Here's the LAT and NYT. News Corp got plenty of value out of Myspace, which it acquired six years ago for $580 million, but focused on monetizing the site rather than serving its members, as Facebook has relentlessly done. Myspace proves a useful example of what happens when a successful dotcom is bought by a larger corporation. (Rotten Tomatoes did no better when it was part of Fox Digital Media, and is now part of the independently run Flixster, owned by Warner Bros. Home Entertainment). At the time Viacom chief Sumner Redstone (who has been keeping a low profile of late) fired his chief executive Tom Freston over not grabbing Myspace. Redstone dodged a bullet.

In what looks like a desperate circulation-driven move very early in her tenure as Newsweek editor-in-chief, Tina Brown found herself on the firing line for placing a photoshopped image of Princess Diana on the July 4 cover of Newsweek. She defended her actions: "I wanted to make her a time traveler," she said on MSNBC's Morning Joe.

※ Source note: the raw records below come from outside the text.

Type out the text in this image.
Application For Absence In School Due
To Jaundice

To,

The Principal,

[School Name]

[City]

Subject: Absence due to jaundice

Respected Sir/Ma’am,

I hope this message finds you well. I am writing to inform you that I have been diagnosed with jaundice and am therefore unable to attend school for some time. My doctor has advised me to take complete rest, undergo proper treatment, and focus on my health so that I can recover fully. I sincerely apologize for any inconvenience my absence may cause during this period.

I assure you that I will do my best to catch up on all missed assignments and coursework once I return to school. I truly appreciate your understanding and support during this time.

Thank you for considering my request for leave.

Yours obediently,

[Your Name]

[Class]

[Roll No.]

Well, she got attention, but it may not have been what the editor-in-chief of both Newsweek and The Daily Beast (and author of the 2007 NYT bestseller The Diana Chronicles) was bargaining for when she wrote the cover story that imagines what the Princess of Wales' life might be like if she had lived. Newsweek even created a spurious Facebook page for the People’s Princess. Brown's article is doting and sycophantic, and far from the dry newsy Newsweek's signature style. But someone has to breath life into the dying weekly. You can argue that vociferously negative media reaction--the Atlantic Wire’s Adam Clark Estes called the cover story“creepy"--is better than no readers at all.